Было видно, как от сложных вычислений у нее заклинило мозг: она силилась сосчитать, сколько это будет — две водки два раза удвоить и опять повторить, видимо, она была из тех настоящих прекрасных женщин, которые математику понимают душой. За двумя водочными даблами, умноженными на два, да еще повторенными, ей открылась оскорбительная бесконечность.
— Я боюсь, сэр, что вы будете пьяный, — сказала она тихо, боясь глядеть в мои глаза. Видимо, она предполагала прочесть в них безумие.
— Простите меня, леди, но именно это и является моей задачей, — своим самым искренним, самым интеллигентным баритоном ответил я девушке. — Судите сами — я моряк, зашедший к вам из шторма, к тому же русский. Давайте уж лучше мне сразу бутылку «Абсолюта».
В этот момент в дверях появился случайно проходивший мимо командир дивизии подводных лодок. Мокрый бинокль так и болтался у Антохи на шее.
— Ну как наши дела, Саня? — ласково спросил малюточка грубым командирским басом.
— Ура, мы ломим, гнутся шведы: щас дадут пузырь, так я ту-у-умаю, — сказал я другу.
Завидев Антона, барышня как-то сразу сделалась полупрозрачной и засобиралась к менеджеру.
— Две бутылки! — успел крикнуть я ей вдогонку.
Явился испуганный менеджер:
— Господа, мы через пятнадцать минут закрываемся, кухня уже закрыта, у нас только сандвичи на закуску, целую бутылку водки невозможно выпить вдвоем за такое время…
— Две бутылки, — поправил его я. — Если хотите на пари — мы русские, и у нас сегодня праздник.
Видимо, я задел его за живое.
Шведы и англичане очень любят пари — настоящие северные европейцы, они в первую очередь спортсмены. Ну и, потом, все-таки мы были русские. Я понял: они не поверили в нашу с Антоном стойкость и втайне рассчитывали получить реванш за Полтаву, потому что менеджер что-то прошептал фее и громко сказал по-шведски всему гудящему залу. Мгновенно наступила тишина, нам выдали два сандвича и две бутылки «Абсолюта» — в полной тишине потрясенного королевского ресторана.
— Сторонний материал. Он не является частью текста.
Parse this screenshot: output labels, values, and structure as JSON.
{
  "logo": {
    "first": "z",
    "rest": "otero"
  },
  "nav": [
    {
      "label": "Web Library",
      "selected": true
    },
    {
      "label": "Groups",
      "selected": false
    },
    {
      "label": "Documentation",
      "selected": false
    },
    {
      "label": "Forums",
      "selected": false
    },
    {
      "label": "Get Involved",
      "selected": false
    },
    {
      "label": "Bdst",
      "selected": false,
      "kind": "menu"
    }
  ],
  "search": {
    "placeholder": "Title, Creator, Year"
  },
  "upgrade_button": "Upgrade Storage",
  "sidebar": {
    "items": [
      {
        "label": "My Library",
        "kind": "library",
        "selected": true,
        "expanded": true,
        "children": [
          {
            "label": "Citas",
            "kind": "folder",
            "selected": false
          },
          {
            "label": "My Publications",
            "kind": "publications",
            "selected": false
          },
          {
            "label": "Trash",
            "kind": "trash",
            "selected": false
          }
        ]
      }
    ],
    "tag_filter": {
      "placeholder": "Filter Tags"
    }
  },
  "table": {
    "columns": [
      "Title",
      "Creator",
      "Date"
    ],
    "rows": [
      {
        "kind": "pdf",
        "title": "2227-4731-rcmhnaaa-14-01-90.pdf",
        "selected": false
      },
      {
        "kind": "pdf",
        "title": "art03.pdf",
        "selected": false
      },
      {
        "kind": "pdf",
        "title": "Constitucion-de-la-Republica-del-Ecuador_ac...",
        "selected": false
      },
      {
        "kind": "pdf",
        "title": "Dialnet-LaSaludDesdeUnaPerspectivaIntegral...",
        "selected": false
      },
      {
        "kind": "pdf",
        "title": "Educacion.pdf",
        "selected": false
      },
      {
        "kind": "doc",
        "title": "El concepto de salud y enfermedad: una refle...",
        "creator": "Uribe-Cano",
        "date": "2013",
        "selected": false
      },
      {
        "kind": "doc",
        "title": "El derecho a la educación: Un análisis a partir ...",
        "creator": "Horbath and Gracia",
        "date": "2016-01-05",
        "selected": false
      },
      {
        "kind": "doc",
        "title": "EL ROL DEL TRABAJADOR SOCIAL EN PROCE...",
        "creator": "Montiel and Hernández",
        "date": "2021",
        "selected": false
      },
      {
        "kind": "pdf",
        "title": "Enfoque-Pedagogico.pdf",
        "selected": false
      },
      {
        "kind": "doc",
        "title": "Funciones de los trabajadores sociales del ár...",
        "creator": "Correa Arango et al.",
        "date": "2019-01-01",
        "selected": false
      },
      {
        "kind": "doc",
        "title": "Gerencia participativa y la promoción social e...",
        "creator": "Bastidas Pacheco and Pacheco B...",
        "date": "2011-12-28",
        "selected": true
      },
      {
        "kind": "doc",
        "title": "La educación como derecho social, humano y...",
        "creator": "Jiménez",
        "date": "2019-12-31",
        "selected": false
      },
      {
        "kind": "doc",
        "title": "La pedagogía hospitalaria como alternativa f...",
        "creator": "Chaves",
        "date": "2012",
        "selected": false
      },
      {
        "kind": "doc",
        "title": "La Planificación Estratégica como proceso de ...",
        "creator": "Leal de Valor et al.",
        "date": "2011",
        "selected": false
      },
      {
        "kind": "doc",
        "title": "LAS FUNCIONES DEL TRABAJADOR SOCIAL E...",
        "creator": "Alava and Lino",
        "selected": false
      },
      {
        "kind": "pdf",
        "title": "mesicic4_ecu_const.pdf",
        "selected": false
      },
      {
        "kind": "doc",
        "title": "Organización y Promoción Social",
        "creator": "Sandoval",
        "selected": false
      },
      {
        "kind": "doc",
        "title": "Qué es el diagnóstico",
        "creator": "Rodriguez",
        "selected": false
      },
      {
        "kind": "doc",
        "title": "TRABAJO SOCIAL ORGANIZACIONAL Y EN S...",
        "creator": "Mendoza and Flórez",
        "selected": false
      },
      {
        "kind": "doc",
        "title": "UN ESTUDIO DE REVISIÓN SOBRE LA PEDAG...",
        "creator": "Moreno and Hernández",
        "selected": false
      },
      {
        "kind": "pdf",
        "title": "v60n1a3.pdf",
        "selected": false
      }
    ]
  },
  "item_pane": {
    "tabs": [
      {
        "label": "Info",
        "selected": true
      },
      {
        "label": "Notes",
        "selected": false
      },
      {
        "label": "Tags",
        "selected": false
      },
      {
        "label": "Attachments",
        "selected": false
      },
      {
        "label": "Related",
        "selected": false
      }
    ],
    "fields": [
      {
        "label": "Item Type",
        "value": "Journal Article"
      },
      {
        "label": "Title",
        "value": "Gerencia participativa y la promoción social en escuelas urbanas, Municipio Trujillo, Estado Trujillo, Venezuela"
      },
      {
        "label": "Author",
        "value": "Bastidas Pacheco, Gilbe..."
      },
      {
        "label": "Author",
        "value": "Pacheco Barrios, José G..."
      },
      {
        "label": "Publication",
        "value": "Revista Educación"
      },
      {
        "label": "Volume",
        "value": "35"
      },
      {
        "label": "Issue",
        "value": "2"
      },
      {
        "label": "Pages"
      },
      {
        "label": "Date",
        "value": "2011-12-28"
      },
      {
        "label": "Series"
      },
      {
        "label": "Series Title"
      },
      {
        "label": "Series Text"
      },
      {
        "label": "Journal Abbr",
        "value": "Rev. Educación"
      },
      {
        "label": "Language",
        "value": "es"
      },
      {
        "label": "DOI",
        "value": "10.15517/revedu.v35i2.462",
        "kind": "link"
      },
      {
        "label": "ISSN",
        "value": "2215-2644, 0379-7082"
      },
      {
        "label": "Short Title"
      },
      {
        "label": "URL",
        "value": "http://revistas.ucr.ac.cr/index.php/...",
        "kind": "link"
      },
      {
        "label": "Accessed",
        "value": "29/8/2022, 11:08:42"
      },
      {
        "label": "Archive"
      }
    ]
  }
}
Это был наш с Антоном полтавский бой, наш день победы, наш крейсер «Варяг», на гордом Стокгольмском рейде накрытый внезапным залпом тяжелого водочного калибра.
Взвивались вымпела, гремели цепи, никто не желал нам пощады… Да мы и сами себе ее не желали. Мы были здесь одни, у нас было пятнадцать минут на два последних залпа перед тем, как открыть кингстоны и погрузиться в пучину шведской ночи.
Наши любимые были далеко с другими мужчинами — они не видели, как два русских капитана грудью стояли за Родину на шведской чужбине. Мы пили за веру, за надежду, за любовь, которые привели нас сюда; за нашего друга Димку и его Дульсинею, за нашу перископную глубину и девушку с лицом юной Элизабет Тейлор — за наших бывших и будущих женщин, потому что все подвиги, которые мы совершаем на этом свете, посвящаются им, что бы мы, мужики, протрезвев, потом ни говорили.
К ночи праздник разросся вширь и вглубь, плавно переместившись на нашу яхту. Смешались в кучу дети, люди и женщины разной степени опьянения и образования. Откуда-то возник Дима в фуражке с кокардой и черном кителе. Он все искал свой телефон, пытаясь отправить любимой героический репортаж из пучин балтийского шторма. Как же я его понимал! Мне самому хотелось нежности и понимания...
Под утро я поднял голову над стаканом и увидел ангела. Это была она — фея из бара с серо-голубыми глазами цвета Стокгольмского фьорда, головокружительная и невесомая, как музыка группы АВВА. Она была как море и небо, вместе взятые. Как юная бригантина, возникшая из балтийской волны… Я почти не помню миг, когда она меня поцеловала, и уже никогда не вспомню момент, когда она вознеслась обратно в свою Валгаллу.
Она безусловно была самая Тобосская. В этом не было никаких сомнений.
Я хотел вместе с ней к небу и морю, но для этого надо было быть викингом и конунгом, а я был просто пьяный русский капитан, сегодня переживший балтийский шторм вместе с командиром дивизии подводных лодок. Что мне было делать на свете?
Зачем я? Кто я?
Я взял в руку внезапно вспыхнувший всеми огоньками Димкин телефон и напечатал смс: «Погода нормальная, шторм баллов десять по шкале Бофорта. Идем к Стокгольму». Потом нашел в адресной книге телефон Дульсинеи и отослал письмо.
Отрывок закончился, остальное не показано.